51-Jähriger uriniert im Gleisbereich des S-Bahnhofs Blankenese – Bundespolizei warnt vor Lebensgefahr

(Symbolbild)

Ein 51-jähriger Mann hat sich am Mittwoch, 26. Juni, gegen 09:57 Uhr im Gleisbereich des S-Bahnhofs Blankenese aufgehalten und dort uriniert. Während der S-Bahnbetrieb regulär lief, hätte jederzeit ein Zug auf den betroffenen Gleisen verkehren können – eine lebensgefährliche Situation.

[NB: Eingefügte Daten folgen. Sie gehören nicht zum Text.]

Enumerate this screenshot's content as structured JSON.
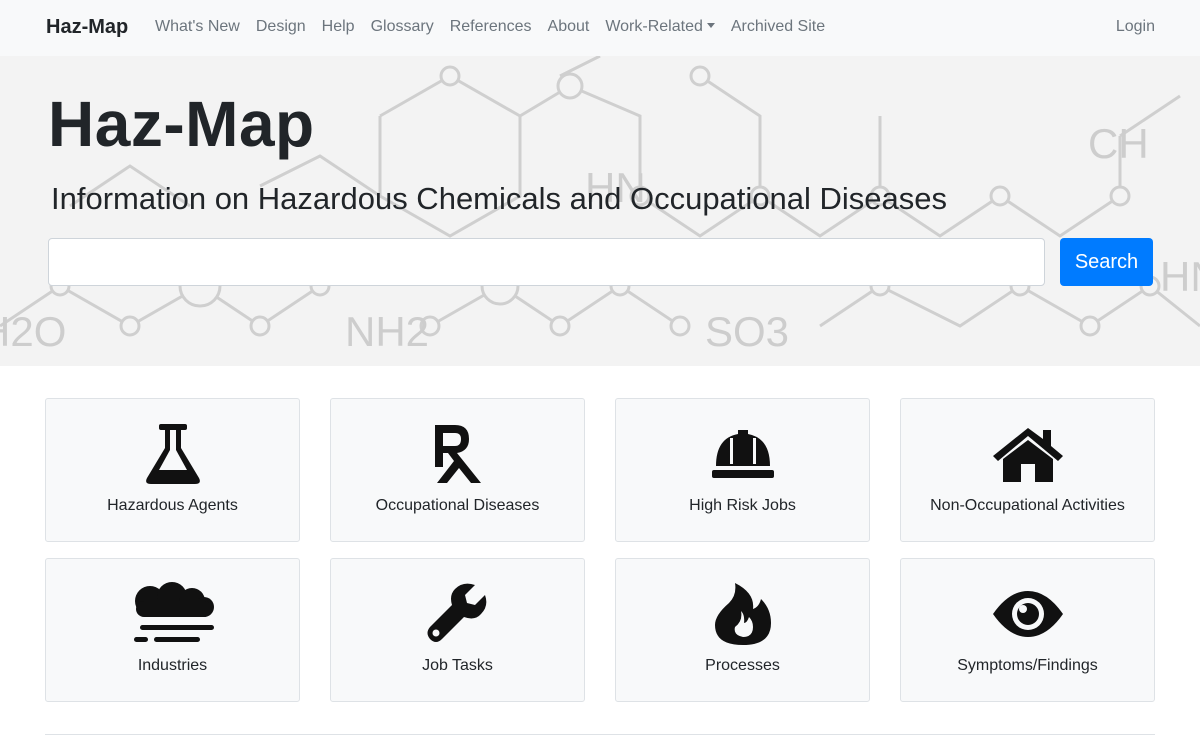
{
  "navbar": {
    "brand": "Haz-Map",
    "links": [
      "What's New",
      "Design",
      "Help",
      "Glossary",
      "References",
      "About",
      "Work-Related",
      "Archived Site"
    ],
    "login": "Login"
  },
  "hero": {
    "title": "Haz-Map",
    "subtitle": "Information on Hazardous Chemicals and Occupational Diseases",
    "search_value": "",
    "search_button": "Search",
    "background_formulas": [
      "CH",
      "HN",
      "NH2",
      "SO3",
      "H2O",
      "HN"
    ]
  },
  "cards": [
    {
      "label": "Hazardous Agents",
      "icon": "flask-icon"
    },
    {
      "label": "Occupational Diseases",
      "icon": "prescription-icon"
    },
    {
      "label": "High Risk Jobs",
      "icon": "hard-hat-icon"
    },
    {
      "label": "Non-Occupational Activities",
      "icon": "home-icon"
    },
    {
      "label": "Industries",
      "icon": "smog-icon"
    },
    {
      "label": "Job Tasks",
      "icon": "wrench-icon"
    },
    {
      "label": "Processes",
      "icon": "fire-icon"
    },
    {
      "label": "Symptoms/Findings",
      "icon": "eye-icon"
    }
  ],
  "colors": {
    "primary": "#007bff",
    "navbar_bg": "#f8f9fa",
    "text": "#212529",
    "muted": "#6c757d"
  }
}
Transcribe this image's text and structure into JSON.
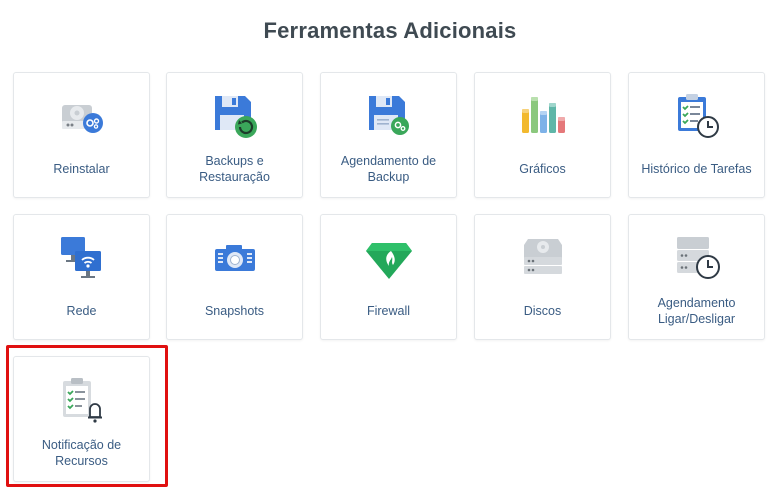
{
  "page": {
    "title": "Ferramentas Adicionais"
  },
  "tools": [
    {
      "id": "reinstall",
      "label": "Reinstalar",
      "icon": "reinstall-gear-icon"
    },
    {
      "id": "backups",
      "label": "Backups e Restauração",
      "icon": "floppy-restore-icon"
    },
    {
      "id": "schedule",
      "label": "Agendamento de Backup",
      "icon": "floppy-schedule-icon"
    },
    {
      "id": "charts",
      "label": "Gráficos",
      "icon": "bar-chart-icon"
    },
    {
      "id": "history",
      "label": "Histórico de Tarefas",
      "icon": "clipboard-clock-icon"
    },
    {
      "id": "network",
      "label": "Rede",
      "icon": "network-monitors-icon"
    },
    {
      "id": "snapshots",
      "label": "Snapshots",
      "icon": "camera-icon"
    },
    {
      "id": "firewall",
      "label": "Firewall",
      "icon": "firewall-gem-icon"
    },
    {
      "id": "disks",
      "label": "Discos",
      "icon": "disks-icon"
    },
    {
      "id": "power",
      "label": "Agendamento Ligar/Desligar",
      "icon": "server-clock-icon"
    },
    {
      "id": "notify",
      "label": "Notificação de Recursos",
      "icon": "clipboard-bell-icon"
    }
  ],
  "colors": {
    "label": "#3a5c83",
    "title": "#3f4a52",
    "accent_blue": "#3b7ad9",
    "accent_green": "#3aa75a",
    "highlight": "#e01010"
  }
}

Ein aufmerksamer Fahrdienstleiter des Bahnhofs bemerkte den 51-Jährigen, wie dieser im Gleisbereich herumlief und urinierte, bevor er den Bereich wieder verließ. Der 45-jährige Fahrdienstleiter erkannte sofort die Gefahrenlage und alarmierte die Polizei. Eine anschließende Videosichtung bestätigte den Gleisaufenthalt.

Bundespolizisten konnten den Mann in unmittelbarer Nähe zum S-Bahnhof Blankenese antreffen und befragten ihn. Bei einem Präventionsgespräch über die Gefahren im Gleisbereich zeigte sich der deutsche Staatsangehörige uneinsichtig und gab an, sich gezielt zum Urinieren in den Gleisbereich begeben zu haben. Der Mann war nicht alkoholisiert.

Nach Abschluss der polizeilichen Maßnahmen wurde der 51-Jährige entlassen. Die Bundespolizei eröffnete gegen ihn ein Ordnungswidrigkeitenverfahren wegen des Verdachts des unerlaubten Gleisaufenthalts.

Die Hamburger Bundespolizei nutzt den Vorfall für eine erneute Warnung: Der Aufenthalt im Gleisbereich ist lebensgefährlich und verboten. Triebfahrzeugführer können nicht ausweichen, und die Bremswege sind oft zu lang, um Personen im Gleisbereich noch zu erfassen. Besonders kritisch: Der Mann hielt sich auch direkt an den Stromschienen im S-Bahnbereich auf, die 1.200 Volt Gleichstrom führen. Eine Berührung ist lebensgefährlich und kann zum sofortigen Tod führen.